# How to Handle Missing Data (continued)
If you want to type along with me, use [this notebook](https://humboldt.cloudbank.2i2c.cloud/hub/user-redirect/git-pull?repo=https%3A%2F%2Fgithub.com%2Fbethanyj0%2Fdata271_sp24&branch=main&urlpath=tree%2Fdata271_sp24%2Fdemos%2Fdata271_demo36_live.ipynb) instead. 
If you don't want to type and want to follow along just by executing the cells, stay in this notebook. 

In [None]:
import numpy as np
import pandas as pd
import warnings
warnings.filterwarnings("ignore")
import matplotlib.pyplot as plt
import seaborn as sns

In [None]:
# Import a dataset about diabetes
df = pd.read_csv('diabetes.csv')
df

In [None]:
df.info()

In [None]:
sns.pairplot(df);

Based on this check, it appears this dataset has no null values. However, if we take a close look at the data we notice that some columns use `0` where there should be nulls.

**Step 1:** Convert missing values to nulls.

In [None]:
# Replace zeros in certain columns with nans
df.iloc[:,1:6] = df.iloc[:,1:6].replace(0,np.nan)
df

**Step 2** Analyze type and amount of missing data.

In [None]:
df.isna().sum()

In [None]:
df.info()

Several columns have missing data.
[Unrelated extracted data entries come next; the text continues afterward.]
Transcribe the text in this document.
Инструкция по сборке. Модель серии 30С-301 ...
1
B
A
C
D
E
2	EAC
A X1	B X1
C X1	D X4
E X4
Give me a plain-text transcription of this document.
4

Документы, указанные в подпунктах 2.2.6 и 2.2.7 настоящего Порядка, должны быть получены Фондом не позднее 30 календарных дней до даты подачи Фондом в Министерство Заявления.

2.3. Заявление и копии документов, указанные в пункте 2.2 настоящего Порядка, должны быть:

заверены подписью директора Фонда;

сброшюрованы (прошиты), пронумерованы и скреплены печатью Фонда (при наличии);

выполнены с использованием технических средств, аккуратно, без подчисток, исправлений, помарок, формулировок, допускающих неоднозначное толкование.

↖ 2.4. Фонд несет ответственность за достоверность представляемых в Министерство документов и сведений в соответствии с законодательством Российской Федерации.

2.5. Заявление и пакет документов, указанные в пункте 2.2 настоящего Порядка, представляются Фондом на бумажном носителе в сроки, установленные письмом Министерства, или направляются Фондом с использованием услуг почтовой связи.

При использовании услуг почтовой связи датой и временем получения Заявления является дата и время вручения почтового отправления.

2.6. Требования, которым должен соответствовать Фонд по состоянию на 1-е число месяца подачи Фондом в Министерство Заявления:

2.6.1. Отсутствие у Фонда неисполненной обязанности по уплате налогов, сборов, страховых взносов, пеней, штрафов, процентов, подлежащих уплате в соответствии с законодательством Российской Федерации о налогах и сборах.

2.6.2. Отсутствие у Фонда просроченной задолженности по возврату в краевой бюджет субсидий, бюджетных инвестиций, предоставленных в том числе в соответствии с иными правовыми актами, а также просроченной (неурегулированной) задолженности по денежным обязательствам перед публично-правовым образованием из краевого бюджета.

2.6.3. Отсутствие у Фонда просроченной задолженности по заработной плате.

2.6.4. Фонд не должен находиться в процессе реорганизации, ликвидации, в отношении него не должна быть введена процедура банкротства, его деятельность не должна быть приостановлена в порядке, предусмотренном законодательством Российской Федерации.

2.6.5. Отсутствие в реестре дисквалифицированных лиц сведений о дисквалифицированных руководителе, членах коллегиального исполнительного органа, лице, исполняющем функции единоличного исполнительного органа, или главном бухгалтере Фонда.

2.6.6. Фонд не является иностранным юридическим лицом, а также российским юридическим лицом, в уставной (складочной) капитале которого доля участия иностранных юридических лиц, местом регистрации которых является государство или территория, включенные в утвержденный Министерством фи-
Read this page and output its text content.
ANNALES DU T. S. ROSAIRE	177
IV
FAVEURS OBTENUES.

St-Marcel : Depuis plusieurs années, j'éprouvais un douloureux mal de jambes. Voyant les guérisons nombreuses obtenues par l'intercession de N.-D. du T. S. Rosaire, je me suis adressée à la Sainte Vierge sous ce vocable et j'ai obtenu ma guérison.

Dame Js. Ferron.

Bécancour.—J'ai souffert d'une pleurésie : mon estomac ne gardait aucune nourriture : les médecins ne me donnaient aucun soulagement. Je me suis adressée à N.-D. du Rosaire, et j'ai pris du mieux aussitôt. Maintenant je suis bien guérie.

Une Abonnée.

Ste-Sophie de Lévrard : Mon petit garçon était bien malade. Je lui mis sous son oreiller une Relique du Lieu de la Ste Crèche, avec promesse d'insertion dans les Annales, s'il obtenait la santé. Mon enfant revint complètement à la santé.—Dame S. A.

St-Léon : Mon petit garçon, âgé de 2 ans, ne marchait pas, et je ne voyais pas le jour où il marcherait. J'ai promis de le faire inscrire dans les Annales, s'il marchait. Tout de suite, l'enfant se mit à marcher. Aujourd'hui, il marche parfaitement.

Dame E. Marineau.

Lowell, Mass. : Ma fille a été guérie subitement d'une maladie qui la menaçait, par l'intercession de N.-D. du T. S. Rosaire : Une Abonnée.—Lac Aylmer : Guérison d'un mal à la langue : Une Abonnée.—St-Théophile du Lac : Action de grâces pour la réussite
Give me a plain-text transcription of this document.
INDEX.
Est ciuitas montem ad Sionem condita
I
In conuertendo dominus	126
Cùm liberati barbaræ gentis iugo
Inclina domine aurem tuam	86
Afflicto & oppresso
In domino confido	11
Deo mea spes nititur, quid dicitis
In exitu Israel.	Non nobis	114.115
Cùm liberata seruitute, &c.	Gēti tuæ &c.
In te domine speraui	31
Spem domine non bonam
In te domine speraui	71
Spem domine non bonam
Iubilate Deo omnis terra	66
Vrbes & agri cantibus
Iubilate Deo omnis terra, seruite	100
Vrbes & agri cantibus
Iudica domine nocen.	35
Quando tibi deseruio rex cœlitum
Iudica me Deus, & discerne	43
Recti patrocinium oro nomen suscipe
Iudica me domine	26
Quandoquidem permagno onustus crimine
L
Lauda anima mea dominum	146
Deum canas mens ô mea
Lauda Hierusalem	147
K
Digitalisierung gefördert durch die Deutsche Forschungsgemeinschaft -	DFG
Let's explore more to determine the type. 

In [None]:
# Make a heatmap to visualize null values in the dataset
sns.heatmap(data = df.isna());

In [None]:
# Install a package that allows for nice graphical analysis of missingvalues
!pip install missingno

In [None]:
# Import missingno module
import missingno as msno

In [None]:
# Can visualize the percent missing in each column
msno.bar(df);

In [None]:
# Another way to make the null map with the msno module 
msno.matrix(df);

In [None]:
# Plot the matrix again sorted by insulin
sorted_df = df.sort_values('Insulin')
msno.matrix(sorted_df);

It looks like some variables only have NaNs when insulin is NaN. This is an important pattern to notice. While we don't completely understand what about insuline influences the missingness, we can see that insuline influences missingness. Let's quantify this further with a heatmap.

In [None]:
# Correlation in missingness 
msno.heatmap(df);

**Step 3:** Decide on an approach. 
Some of these columns (e.g. Glucose) don't have lots of missing values and they are not highly correlated with other variables. We can assume those are MCAR and drop those rows. 

In [None]:
# Drop rows that have NaN in the Glucose column
df_dropped = df.dropna(subset = 'Glucose')
df_dropped

In [None]:
df_dropped.isna().sum()

BMI was similar to Glucose; very few missing values and not highly correlated with anything else. If we wanted, we could also drop rows with missing BMI.

In [None]:
df_dropped.dropna(subset='BMI',inplace=True)
df_dropped.isna().sum()

Since BMI is likely MCAR, we could have also decided to impute the data.

In [None]:
df['BMI'].hist()

In [None]:
# Impute BMI
filled_df = df.copy()
filled_df['BMI'].fillna(filled_df['BMI'].mean(),inplace = True)
filled_df

In [None]:
# Visualize the imputation
nullity = df['BMI'].isna()
filled_df.plot(x='Insulin', y='BMI', kind='scatter', alpha=0.8,                   
                   c=nullity, cmap='rainbow',title='Mean Imputation');

It looks like there is only one value, this isn't actually the case, most of the missing BMI's showed up when Insulin was missing too. What if we imputed both variables?

In [None]:
# check distribution of insuline
df['Insulin'].hist()

In [None]:
# Impute BMI and Insulin
filled_df = df.copy()
filled_df['BMI'].fillna(filled_df['BMI'].mean(),inplace = True)
filled_df['Insulin'].fillna(filled_df['Insulin'].mean(),inplace = True)
nullity = df['BMI'].isna() + df['Insulin'].isna()
filled_df.plot(x='Insulin', y='BMI', kind='scatter', alpha=0.8,                   
                   c=nullity, cmap='rainbow',title='Mean Imputation');

### Imputing time series data
We saw last time that imputing with mean, median, or mode is not always the best option. Specifically on time series data. Lets explore other options

In [None]:
airquality = pd.read_csv("airquality.csv")
airquality

In [None]:
airquality.info()

In [None]:
airquality['Date'] = pd.to_datetime(airquality['Date'])
airquality

In [None]:
# Look at the missing data in Ozone
plt.figure(figsize=(10,4))
airquality['Ozone'].plot(marker='o')
plt.xlabel('Day')
plt.ylabel('Ozone')
plt.show()

The time series varies a lot. If we fill everything with the mean or median, we might get strange results. 

In [None]:
# Fill nans with the mean datapoint
mean_fill = airquality.fillna(airquality.Ozone.mean())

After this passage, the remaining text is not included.